Pourquoi ne pas charger une commission, composée des présidents des chambres des juridictions, de répartir les affaires entre les magistrats. Une répartition équitable qui se ferait selon la compétence des chambres (sociale, civile, délictuelle…). S’il y en a plusieurs qui statuent dans la même matière, il faut distribuer les dossiers en respectant la numérotation (1re chambre, 2e chambre…). C’est ce qui se fait d’ailleurs au niveau de la Cour suprême. Il serait judicieux de généraliser cette solution à toutes les juridictions.

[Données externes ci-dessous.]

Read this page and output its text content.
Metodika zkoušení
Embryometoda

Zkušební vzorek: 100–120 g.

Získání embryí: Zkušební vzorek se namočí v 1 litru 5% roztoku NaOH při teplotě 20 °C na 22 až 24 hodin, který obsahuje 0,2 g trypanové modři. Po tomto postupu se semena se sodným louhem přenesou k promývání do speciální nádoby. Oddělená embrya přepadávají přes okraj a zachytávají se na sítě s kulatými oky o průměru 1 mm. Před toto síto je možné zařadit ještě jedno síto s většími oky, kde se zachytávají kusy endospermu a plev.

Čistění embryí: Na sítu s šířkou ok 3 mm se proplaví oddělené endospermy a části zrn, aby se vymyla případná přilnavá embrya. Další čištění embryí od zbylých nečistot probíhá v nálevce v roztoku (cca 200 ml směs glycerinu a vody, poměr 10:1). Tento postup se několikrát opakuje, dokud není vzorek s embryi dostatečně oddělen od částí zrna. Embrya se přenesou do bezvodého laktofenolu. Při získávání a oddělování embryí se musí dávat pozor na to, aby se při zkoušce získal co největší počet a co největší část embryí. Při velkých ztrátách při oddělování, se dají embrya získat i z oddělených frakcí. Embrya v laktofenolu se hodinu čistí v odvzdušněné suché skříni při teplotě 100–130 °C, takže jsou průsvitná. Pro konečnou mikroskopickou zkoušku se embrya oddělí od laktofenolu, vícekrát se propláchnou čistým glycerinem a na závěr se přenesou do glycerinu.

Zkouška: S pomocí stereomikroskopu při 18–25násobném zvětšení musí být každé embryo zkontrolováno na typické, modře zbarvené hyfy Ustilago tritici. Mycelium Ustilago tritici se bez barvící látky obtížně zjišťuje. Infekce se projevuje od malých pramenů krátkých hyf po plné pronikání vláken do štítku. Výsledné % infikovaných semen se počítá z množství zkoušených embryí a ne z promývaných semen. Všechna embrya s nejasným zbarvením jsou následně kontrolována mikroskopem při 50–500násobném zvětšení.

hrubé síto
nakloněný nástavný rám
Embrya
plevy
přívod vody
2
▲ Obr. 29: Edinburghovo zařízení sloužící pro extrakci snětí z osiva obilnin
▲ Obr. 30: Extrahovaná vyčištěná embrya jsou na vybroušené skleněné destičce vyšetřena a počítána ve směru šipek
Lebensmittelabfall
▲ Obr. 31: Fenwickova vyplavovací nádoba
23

En créant le poste de «doyen des juges d’instruction», celui-ci confierait les affaires à instruire au lieu du procureur général.
– Estimez-vous que la justice de proximité soit une solution pour désengorger les tribunaux?
– L’échec des tribunaux communaux et d’arrondissements s’explique essentiellement par le fait qu’ils sont soumis au pouvoir exécutif. C’est le cas notamment lorsqu’il s’agit d’élire leurs juges ou d’exécuter une procédure. Leurs compétences limitées sont également en cause. Il faut supprimer ces tribunaux au profit d’une justice de proximité ou de réconciliation. Ce serait plutôt les juges, greffiers et fonctionnaires retraités qui y siègeraient. Ils ne devraient pas être élus car cela risque d’engendrer des juges-partisans: des élections supposent l’organisation d’une campagne et donc le soutien des partisans. En revanche, la simplification des procédures et l’élargissement des compétences des tribunaux de proximité sont essentiels. Leur création va permettre d’alléger jusqu’à 50% le nombre des litiges soumis aux juridictions ordinaires.
– En matière pénale, quelles sont les réformes les plus urgentes?
– Il faut commencer par réfléchir sur les peines alternatives. La prison n’est pas toujours la bonne solution. Le recours automatique à la détention provisoire doit être banni: payer une caution ou interdire à une personne mise en cause de quitter le territoire sont parmi les mesures prévues par le code de procédure pénale. L’aveu judiciaire doit donner droit à un allègement de moitié de la peine pénale. Une telle option réduirait les délais de traitement. La réconciliation devrait être possible à n’importe quelle étape de la procédure. Notre législation pénale est basée sur l’idée de vengeance. D’où l’intérêt d’élargir la procédure de réconciliation à certains délits et crimes. Aussi est-il louable de conférer au procureur du roi le droit de déclencher l’enquête préliminaire. Et d’activer les dispositions légales relatives au rôle du juge d’instruction et de la chambre délictuelle en chapeautant notamment les officiers de la police judiciaire. Ces propositions accorderaient plus de garanties aux justiciables.